Speleothem stable carbon isotope (δ13C) records provide important paleoclimate and paleo-environmental information. However, the interpretation of these records in terms of past climate or ...environmental change remains challenging because of various processes affecting the δ13C signals. A process that has only been sparsely discussed so far is carbon isotope exchange between the gaseous CO2 of the cave atmosphere and the dissolved inorganic carbon (DIC) contained in the thin solution film on the speleothem, which may be particularly important for strongly ventilated caves.

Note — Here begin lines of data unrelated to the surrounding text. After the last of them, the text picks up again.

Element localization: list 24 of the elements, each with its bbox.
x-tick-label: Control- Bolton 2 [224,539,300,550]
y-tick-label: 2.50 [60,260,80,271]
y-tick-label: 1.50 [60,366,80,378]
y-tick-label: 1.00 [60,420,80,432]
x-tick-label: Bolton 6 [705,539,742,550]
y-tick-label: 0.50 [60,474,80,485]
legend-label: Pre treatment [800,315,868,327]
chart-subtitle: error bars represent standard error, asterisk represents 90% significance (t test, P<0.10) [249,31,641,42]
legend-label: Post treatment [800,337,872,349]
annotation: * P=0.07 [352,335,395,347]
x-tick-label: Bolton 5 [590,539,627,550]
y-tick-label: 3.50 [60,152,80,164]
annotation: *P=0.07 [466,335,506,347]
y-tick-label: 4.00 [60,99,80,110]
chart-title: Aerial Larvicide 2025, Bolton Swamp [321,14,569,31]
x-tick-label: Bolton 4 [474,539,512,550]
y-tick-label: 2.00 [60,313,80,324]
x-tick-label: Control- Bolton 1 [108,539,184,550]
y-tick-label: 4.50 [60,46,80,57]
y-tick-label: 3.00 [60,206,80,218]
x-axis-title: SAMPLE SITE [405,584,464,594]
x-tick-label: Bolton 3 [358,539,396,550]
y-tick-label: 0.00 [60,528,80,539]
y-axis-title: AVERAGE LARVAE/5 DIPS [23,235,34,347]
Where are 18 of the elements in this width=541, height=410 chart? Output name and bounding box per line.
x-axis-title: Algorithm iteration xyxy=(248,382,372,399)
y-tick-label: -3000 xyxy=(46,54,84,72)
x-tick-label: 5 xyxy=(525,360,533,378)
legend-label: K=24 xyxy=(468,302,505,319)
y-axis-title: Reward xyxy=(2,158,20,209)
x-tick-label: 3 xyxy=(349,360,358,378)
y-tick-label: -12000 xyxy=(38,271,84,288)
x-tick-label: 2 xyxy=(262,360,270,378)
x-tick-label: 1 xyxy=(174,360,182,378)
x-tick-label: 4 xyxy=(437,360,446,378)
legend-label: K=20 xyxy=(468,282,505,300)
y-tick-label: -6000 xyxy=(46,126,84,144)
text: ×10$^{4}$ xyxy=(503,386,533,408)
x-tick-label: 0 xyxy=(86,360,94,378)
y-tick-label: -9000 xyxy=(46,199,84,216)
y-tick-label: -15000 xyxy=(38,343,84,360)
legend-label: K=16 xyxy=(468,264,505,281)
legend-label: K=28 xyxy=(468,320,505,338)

Here we present a novel, complete reaction diffusion model describing carbon isotope exchange between gaseous CO2 and the DIC in thin solution films. The model considers all parameters affecting carbon isotope exchange, such as diffusion into, out of and within the film, the chemical reactions occurring within the film as well as the dependence of diffusion and the reaction rates on isotopic mass and temperature. To verify the model, we conducted laboratory experiments under completely controlled, cave-analogue conditions at three different temperatures (10, 20, 30°C). We exposed thin (≈0.1mm) films of a NaHCO3 solution with four different concentrations (1, 2, 5 and 10mmol/l, respectively) to a nitrogen atmosphere containing a specific amount of CO2 (1000 and 3000ppmV). The experimentally observed temporal evolution of the pH and δ13C values of the DIC is in good agreement with the model predictions. The carbon isotope exchange times in our experiments range from ca. 200 to ca. 16,000s and strongly depend on temperature, film thickness, atmospheric pCO2 and the concentration of DIC. For low pCO2 (between 500 and 1000ppmV, as for strongly ventilated caves), our time constants are substantially lower than those derived in a previous study, suggesting a potentially stronger influence of carbon isotope exchange on speleothem δ13C values. However, this process should only have an influence in case of very long drip intervals and slow precipitation rates.